3. Improved building maintenance and operations
Another application of IoT in real estate analytics is to improve daily building operations such as building maintenance and management, including cleaning, repairs, and security. Using the right sensors, alert systems, and reporting improves the efficiency of building operations. Some interesting examples are:
- Smart cleaning — using IoT technology and data analysis to optimize cleaning schedules and plan cleaning where and when it is actually needed.
- Security — IoT sensors and real-time alerts help enforce building security policies, such as alerts when the front door is left open for too long.
- Repairs — detection of equipment failures and reporting systems based on sensors reduce repair time and support more informed decisions in real estate management.
- Building management analytics — real-time alerts and analysis of collected IoT data from multiple areas of building operations allow building managers to improve their decision-making processes.
4. More efficient building energy consumption
Monitoring of energy consumption is easily handled with proper sensors. The very first thing to do here is to use real estate analytics to analyze the power consumption of the building. It identifies devices that are energy-consuming and benchmarks them with a peer group to see if the building is energy efficient. This is the first step to reduce consumption.
The ability to predict energy consumption using data science and data analytics is also important when negotiating a contract with an energy supplier.
Other energy-related areas are HVAC systems, which account for a significant portion of total energy consumption through regulating the temperature in the building.
The simplest example is turning off the HVAC when sensors detect that there are no people on a floor or in a building, or when there’s a window or a door left open. This is particularly important from the perspective of sustainability and the responsible use of resources.
5. Boosted employee experience
After the pandemic-induced changes in office operations, a significant number of companies are choosing to encourage employees to return to the office. IoT technology and real estate data analytics can be used to simplify this transition back and provide the best possible environment for employees to work in. Several examples are:
- Ambient temperature, noise, and light control — providing the right conditions for employees impacts their efficiency and satisfaction level. Well thought through IoT sensor placement, integration with the building management system (BMS), and data analytics can improve ambient conditions to boost employees’ experience and productivity.

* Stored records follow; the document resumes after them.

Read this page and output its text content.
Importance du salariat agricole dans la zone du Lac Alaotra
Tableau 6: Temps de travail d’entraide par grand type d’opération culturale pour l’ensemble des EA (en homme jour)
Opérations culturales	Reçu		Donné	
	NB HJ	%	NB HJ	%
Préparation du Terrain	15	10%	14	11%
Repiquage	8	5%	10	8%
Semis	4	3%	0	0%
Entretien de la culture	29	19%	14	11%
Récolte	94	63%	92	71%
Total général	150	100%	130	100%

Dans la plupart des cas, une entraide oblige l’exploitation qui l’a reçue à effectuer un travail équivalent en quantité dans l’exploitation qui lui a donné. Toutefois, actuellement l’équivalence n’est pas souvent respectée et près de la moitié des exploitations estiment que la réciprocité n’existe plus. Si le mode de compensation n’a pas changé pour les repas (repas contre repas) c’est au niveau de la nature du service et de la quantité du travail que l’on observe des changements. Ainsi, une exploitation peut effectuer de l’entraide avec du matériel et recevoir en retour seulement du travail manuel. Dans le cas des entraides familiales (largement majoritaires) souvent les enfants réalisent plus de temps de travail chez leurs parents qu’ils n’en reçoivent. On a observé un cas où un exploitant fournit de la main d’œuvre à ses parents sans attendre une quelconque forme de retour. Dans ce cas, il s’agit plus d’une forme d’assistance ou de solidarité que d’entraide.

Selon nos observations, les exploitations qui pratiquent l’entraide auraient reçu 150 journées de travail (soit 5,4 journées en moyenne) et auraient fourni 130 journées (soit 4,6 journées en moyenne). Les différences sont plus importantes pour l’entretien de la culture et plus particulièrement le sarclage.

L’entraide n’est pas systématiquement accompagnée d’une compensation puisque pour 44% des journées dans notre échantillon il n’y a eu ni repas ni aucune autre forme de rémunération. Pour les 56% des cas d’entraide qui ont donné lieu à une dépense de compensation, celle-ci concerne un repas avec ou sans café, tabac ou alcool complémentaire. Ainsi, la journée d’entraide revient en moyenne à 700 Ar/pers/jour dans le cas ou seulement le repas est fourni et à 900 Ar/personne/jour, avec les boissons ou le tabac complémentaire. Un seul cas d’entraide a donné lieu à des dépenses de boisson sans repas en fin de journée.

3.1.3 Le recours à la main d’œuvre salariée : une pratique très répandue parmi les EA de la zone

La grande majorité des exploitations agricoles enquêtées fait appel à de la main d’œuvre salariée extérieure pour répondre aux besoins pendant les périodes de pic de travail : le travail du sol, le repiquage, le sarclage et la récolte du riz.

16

- Space design — occupancy sensors are able to check which parts of the office are over and underutilized and allow better space management to meet the needs of employees.
- Feedback buttons — using tactile sensors enables feedback collection on the conditions in the office and gives the ability to address emerging problems more quickly. They can be placed at the entrance to the office, in kitchens, or in common areas to deliver data for space utilization improvements.
How to start using IoT and real estate analytics in your company?
As the first step, you need to determine which areas are the highest priority for your business and what type of IoT technologies can help you solve these problems. There are many suppliers of different types of sensors for real estate markets.
It is important that all sensors are mapped to your building according to a consistent nomenclature, and that data is issued to you in the form of an API. This will give you the ability to integrate all the data in one place, set alerts, integrate with BMS systems, and use real estate data analytics with any business intelligence tool.